Causes of Blocked Fallopian Tubes
Pelvic inflammatory disease (PID) is one of the leading causes of blocked fallopian tubes.
PID is a serious infection that develops when certain sexually transmitted diseases (STDs) or other infections aren’t treated. This can cause irritation and scarring that blocks fallopian tubes or puts women at higher risk of other forms of infertility.
Endometriosis effect on Fallopian Tubes
Endometriosis can cause tubal-factor infertility in two ways: excess, misplaced tissue can block the fallopian tubes, and excess tissue or the surgical removal of that tissue can scar the fallopian tubes. Endometriosis can also cause damage to an ovary through inflammatory effects, as well as trauma to the ovary when trying to remove endometriomas, which occur when endometrial tissue gets trapped inside an ovary.
Endometriosis is a disorder in which tissue similar to that which grows inside the uterus during a woman’s menstrual cycle grows outside of the uterus, often on or within other organs.

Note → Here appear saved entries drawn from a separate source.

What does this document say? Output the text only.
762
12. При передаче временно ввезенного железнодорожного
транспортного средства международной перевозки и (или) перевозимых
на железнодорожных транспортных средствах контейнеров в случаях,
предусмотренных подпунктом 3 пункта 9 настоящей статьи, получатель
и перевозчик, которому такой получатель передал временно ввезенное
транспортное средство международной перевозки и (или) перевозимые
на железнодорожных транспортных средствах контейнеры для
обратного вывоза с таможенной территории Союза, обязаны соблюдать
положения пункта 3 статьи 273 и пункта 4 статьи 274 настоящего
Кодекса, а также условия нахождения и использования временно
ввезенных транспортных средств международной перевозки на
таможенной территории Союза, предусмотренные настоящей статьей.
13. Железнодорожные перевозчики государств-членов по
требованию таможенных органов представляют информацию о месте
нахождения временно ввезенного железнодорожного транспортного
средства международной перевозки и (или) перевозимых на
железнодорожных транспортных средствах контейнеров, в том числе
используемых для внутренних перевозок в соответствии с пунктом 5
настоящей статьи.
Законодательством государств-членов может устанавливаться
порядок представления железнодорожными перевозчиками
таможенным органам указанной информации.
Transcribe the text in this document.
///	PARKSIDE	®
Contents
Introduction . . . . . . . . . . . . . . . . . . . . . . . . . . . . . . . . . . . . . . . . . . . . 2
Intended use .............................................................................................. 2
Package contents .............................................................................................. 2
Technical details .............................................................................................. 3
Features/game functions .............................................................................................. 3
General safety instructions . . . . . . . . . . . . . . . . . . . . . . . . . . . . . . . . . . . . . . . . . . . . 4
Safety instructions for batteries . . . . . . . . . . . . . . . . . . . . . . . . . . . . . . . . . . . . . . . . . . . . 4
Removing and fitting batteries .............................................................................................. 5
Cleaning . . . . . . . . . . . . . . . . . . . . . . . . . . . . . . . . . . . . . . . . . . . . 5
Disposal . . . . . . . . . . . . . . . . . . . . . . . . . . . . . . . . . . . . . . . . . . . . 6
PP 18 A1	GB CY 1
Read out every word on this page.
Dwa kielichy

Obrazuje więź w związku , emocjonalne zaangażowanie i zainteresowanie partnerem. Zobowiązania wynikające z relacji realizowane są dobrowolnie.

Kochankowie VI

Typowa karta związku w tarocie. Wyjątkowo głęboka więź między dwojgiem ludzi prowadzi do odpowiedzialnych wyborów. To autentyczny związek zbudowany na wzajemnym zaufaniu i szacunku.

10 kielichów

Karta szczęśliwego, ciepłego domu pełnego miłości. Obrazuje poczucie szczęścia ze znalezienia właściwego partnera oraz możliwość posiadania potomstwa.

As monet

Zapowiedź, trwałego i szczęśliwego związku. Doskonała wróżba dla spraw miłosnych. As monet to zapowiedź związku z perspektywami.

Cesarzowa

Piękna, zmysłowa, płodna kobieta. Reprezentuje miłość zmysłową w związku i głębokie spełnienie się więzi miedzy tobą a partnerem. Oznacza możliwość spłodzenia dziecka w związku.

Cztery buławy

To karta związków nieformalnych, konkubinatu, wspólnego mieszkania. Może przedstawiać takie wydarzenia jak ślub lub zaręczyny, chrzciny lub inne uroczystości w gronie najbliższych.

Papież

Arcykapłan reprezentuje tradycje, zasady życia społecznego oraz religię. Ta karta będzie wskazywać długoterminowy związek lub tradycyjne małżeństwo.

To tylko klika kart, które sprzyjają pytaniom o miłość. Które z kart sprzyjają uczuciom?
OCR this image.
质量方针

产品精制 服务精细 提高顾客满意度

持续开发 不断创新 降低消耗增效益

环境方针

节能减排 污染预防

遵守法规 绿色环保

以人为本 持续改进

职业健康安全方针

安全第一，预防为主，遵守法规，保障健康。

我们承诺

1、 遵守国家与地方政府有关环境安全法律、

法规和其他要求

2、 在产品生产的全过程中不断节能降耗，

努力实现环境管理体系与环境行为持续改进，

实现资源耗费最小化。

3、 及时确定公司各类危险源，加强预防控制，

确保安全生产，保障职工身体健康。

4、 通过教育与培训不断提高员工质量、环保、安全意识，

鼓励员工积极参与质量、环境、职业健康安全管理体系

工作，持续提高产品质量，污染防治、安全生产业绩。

It can be quite painful and is one of the top three causes of infertility in women. Endometriosis can be difficult to diagnose, partly due to the fact that its symptoms are similar to many other reproductive disorders. Endometriosis symptoms include:
Painful bowel movements.
Severe abdominal pain.
Lower back pain.
Heavy periods or spotting between periods.
Additional causes of Blocked Fallopian Tubes
Pelvic inflammatory disease, endometriosis and complications from previous ectopic pregnancy are just a few factors that can place women at risk of tubal factor infertility. Other causes of blocked fallopian tubes include:
Scarring from previous surgeries.
Damage from ruptured appendix & repair.
Fallopian tube blockage can not only put a woman at increased risk of ectopic pregnancy, but can also be caused by an ectopic pregnancy. Reproductive technology can help women with tubal blockages or women who have had tubal ligation in the past to become pregnant.
Blocked Fallopian Tubes Treatments
If your fallopian tubes are blocked by small amounts of scar tissue or adhesions, your doctor can use laparoscopic surgery to remove the blockage and open the tubes. If your fallopian tubes are blocked by large amounts of scar tissue or adhesions, treatment to remove the blockages may not be possible.
Surgery aims to open the fallopian tube using one of the following methods:
removing scar tissue
making a new opening on the outside of the fallopian tube
opening the fallopian tube from the inside
Treatment options include
Fallopian Tube Recanalization (FTR)
Fallopian tube recanalization (FTR) is a nonsurgical procedure to clear blockages in the fallopian tubes, part of a woman’s reproductive system.
Salpingectomy is the surgical removal of a fallopian tube. Salpingectomy is different from salpingostomy (also called neosalpingostomy).
Salpingostomy is the creation of an opening into the fallopian tube, but the tube itself is not removed in this procedure.
The term fimbrioplasty is often used instead of salpingostomy (ie, simply opening the fallopian tube) because salpingostomy does not address the important role of the fimbriae. Reconstruction that preserves the delicate fimbriae is important for fertility outcomes. The purpose of fimbrioplasty is to open the obstructed fallopian tube and salvage enough function of the fimbriae to allow successful entrapment and transportation of the oocyte.
IVF Treatment for Blocked Fallopian Tubes
In vitro fertilization (IVF) is often used to treat infertility caused by tubal disease. IVF is the only treatment available for severely damaged, inoperable fallopian tubes and for situations in which tubal disease is concurrent with another fertility factor.